The Osaka Exchange (OSE) rubber contract for January delivery held its ground at 196.1 yen ($1.36) per kg, as of 0217 GMT. The rubber contract on the Shanghai futures exchange (SHFE) for January delivery was up 25 yuan, or 0.2%, at 12,980 yuan ($1,800.13) per metric ton. Japan’s benchmark Nikkei average opened 0.58% lower. China’s consumer sector fell into deflation and factory-gate prices extended declines in July, as the world’s second-largest economy struggled to revive demand and pressure mounted on Beijing to release more direct policy stimulus. China’s imports and exports fell much faster than expected in July as weaker demand threatens recovery prospects in the economy.

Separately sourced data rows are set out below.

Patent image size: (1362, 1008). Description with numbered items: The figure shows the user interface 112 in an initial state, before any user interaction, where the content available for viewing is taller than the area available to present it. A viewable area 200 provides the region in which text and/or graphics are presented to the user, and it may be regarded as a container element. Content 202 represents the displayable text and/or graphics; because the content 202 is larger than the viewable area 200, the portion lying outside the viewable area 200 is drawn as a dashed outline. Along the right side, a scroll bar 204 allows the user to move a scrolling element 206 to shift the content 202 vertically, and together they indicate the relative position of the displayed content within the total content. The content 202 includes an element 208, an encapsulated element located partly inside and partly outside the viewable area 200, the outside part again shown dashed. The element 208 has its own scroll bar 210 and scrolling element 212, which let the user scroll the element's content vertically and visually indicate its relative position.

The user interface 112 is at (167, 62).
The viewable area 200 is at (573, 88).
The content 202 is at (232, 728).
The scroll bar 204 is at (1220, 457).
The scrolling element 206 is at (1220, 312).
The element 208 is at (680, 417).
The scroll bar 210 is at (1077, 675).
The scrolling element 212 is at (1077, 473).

China’s passenger vehicle sales fell for a second month in July, as discounts and government support measures failed to persuade consumers wary of buying cars amid a sputtering economy and a prolonged slump in the housing market.

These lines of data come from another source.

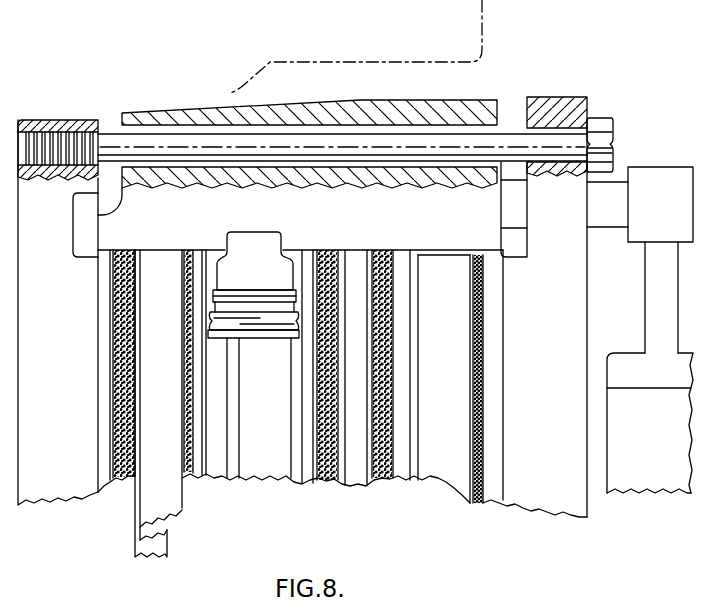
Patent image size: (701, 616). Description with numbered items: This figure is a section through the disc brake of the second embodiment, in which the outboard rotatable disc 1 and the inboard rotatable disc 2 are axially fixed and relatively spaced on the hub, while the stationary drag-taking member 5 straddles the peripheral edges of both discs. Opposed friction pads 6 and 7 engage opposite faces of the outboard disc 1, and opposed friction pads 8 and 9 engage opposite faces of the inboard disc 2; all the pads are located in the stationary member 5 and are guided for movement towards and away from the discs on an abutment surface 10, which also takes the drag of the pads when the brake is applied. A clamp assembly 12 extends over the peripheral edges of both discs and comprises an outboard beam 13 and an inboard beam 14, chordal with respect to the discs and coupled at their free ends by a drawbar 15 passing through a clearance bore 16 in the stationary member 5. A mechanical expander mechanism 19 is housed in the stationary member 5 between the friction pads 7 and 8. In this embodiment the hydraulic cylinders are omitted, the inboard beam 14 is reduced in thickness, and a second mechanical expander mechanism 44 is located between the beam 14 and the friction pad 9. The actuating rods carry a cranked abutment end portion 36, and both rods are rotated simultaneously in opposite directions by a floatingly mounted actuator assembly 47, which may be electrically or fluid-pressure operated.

The outboard rotatable disc 1 is at (152, 545).
The inboard rotatable disc 2 is at (357, 457).
The stationary drag-taking member 5 is at (340, 112).
The friction pad 6 is at (127, 450).
The friction pad 7 is at (182, 470).
The friction pad 8 is at (327, 458).
The friction pad 9 is at (387, 453).
The abutment surface 10 is at (247, 340).
The clamp assembly 12 is at (555, 322).
The outboard beam 13 is at (50, 477).
The inboard beam 14 is at (553, 288).
The drawbar 15 is at (457, 147).
The clearance bore 16 is at (403, 125).
The mechanical expander mechanism 19 is at (254, 323).
The cranked abutment end portion 36 is at (653, 197).
The second mechanical expander mechanism 44 is at (452, 447).
The actuator assembly 47 is at (677, 455).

The yen weakened 0.04% against the dollar to 143.79, making yen-dominated assets more affordable for overseas buyers. On supply, rubber output may be affected in top-exporter Thailand. The Meteorological Department warned of heavy rain that could accumulate into flash floods for several regions, including the primary rubber-producing South, between August 12 and 15.

Asian stocks slid as investors reflected on China’s stuttering post-pandemic recovery and escalating geopolitical tensions ahead of a crucial US inflation report that will influence the Federal Reserve’s monetary policy path.

The front-month rubber contract on Singapore Exchange’s SICOM platform for September delivery last traded at 129.0 US cents per kg, up 0.5%.